Wait, what? I must be missing something here, does the password manager service not hold all your other passwords?

[SkinnyPupp]

Quote:

Originally Posted by underscore

Wait, what? I must be missing something here, does the password manager service not hold all your other passwords?

It holds them in an AES 256 bit encrypted file which is impossible* to crack with a strong key. They don't hold the key itself though, you do. So unless you give up that key, the file is safe.
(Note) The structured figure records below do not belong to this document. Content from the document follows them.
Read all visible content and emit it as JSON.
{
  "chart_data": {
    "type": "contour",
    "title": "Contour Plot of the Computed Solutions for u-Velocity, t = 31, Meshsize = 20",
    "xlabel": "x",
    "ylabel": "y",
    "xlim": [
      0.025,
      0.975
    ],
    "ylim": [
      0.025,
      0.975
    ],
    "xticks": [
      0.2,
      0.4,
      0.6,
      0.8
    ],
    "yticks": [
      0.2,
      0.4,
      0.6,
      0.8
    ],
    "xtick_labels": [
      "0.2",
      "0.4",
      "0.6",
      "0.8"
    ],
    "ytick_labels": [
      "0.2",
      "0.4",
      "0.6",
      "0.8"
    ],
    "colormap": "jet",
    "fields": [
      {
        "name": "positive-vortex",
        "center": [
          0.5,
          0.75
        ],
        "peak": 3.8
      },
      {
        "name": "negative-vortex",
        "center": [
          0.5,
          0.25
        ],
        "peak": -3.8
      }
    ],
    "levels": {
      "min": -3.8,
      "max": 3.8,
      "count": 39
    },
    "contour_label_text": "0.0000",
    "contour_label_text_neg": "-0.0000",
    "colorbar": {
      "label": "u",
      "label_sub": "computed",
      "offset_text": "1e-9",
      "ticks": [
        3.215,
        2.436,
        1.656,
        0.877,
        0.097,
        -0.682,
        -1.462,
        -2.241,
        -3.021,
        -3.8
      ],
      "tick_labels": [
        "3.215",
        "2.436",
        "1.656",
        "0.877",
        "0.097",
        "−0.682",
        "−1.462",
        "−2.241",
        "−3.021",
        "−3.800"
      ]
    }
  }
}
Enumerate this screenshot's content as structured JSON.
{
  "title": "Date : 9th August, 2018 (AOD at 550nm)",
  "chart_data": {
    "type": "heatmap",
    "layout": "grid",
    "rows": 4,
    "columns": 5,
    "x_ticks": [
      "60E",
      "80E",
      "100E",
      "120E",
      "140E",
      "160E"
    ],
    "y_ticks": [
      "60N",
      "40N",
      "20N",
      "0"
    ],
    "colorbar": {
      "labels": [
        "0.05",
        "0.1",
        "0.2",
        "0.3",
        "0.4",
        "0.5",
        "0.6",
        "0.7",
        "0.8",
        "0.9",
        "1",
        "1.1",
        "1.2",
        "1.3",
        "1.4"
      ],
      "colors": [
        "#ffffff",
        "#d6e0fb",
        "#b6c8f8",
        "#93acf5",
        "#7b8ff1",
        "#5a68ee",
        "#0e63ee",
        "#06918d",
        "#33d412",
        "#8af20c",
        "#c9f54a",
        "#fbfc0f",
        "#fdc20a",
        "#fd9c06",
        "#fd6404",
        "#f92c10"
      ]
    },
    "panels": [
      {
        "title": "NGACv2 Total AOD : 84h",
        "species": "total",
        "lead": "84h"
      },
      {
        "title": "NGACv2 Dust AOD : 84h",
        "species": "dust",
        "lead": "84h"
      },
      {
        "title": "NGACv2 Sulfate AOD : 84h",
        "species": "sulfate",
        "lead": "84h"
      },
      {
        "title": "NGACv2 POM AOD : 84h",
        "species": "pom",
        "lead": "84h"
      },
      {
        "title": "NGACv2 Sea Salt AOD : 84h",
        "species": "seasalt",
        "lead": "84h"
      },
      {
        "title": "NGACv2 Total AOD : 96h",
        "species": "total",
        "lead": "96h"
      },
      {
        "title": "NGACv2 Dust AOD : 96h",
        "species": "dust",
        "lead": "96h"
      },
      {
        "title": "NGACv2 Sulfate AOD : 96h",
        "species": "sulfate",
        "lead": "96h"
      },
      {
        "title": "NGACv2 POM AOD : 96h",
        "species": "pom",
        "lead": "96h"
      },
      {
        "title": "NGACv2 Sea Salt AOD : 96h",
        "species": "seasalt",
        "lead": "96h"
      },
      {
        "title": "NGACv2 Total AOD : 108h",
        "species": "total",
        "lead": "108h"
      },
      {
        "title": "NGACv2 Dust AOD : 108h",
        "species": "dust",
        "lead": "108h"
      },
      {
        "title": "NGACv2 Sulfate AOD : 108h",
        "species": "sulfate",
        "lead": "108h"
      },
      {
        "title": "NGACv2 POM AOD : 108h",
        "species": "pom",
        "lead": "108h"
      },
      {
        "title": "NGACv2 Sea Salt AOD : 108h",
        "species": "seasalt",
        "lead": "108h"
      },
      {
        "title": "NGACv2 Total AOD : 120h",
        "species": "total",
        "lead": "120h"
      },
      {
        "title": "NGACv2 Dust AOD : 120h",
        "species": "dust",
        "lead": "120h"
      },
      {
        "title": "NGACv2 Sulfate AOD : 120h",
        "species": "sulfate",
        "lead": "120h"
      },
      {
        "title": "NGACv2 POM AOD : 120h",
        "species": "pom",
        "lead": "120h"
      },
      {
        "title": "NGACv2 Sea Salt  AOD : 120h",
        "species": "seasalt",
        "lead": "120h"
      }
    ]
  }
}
*nothing is literally impossible but it is effectively impossible until quantum computing hits it big I guess

There's a good post about it here. They use 128 bit as an example, and using a 10.51 Pentaflop supercomputer, it would take 1 billion billion years. If I'm correct, that looks like this: 1,000,000,000,000,000,000 years. The universe itself is 13,750,000,000 old.

Another good example from that page. If everyone in the world had 10 supercomputers that are faster than any computer anyone can possibly have, and they spent 24 hours a day cracking one key with those 70 billion supercomputers, it would take about 77,000,000,000,000,000,000,000,000 years to crack that one key.

Again, these examples are for 128 bit. 256 bit would be about 9 times more... so 9 billion billion years

[underscore]

Right, but if your key is compromised then the level of encryption becomes moot.

I've had to look into the pains of brute forcing your way through encryption recently when a PC was hit with CryptoLocker, ransomware that encrypts your files and demands $500 for the key. The complexity of getting through is certainly interesting.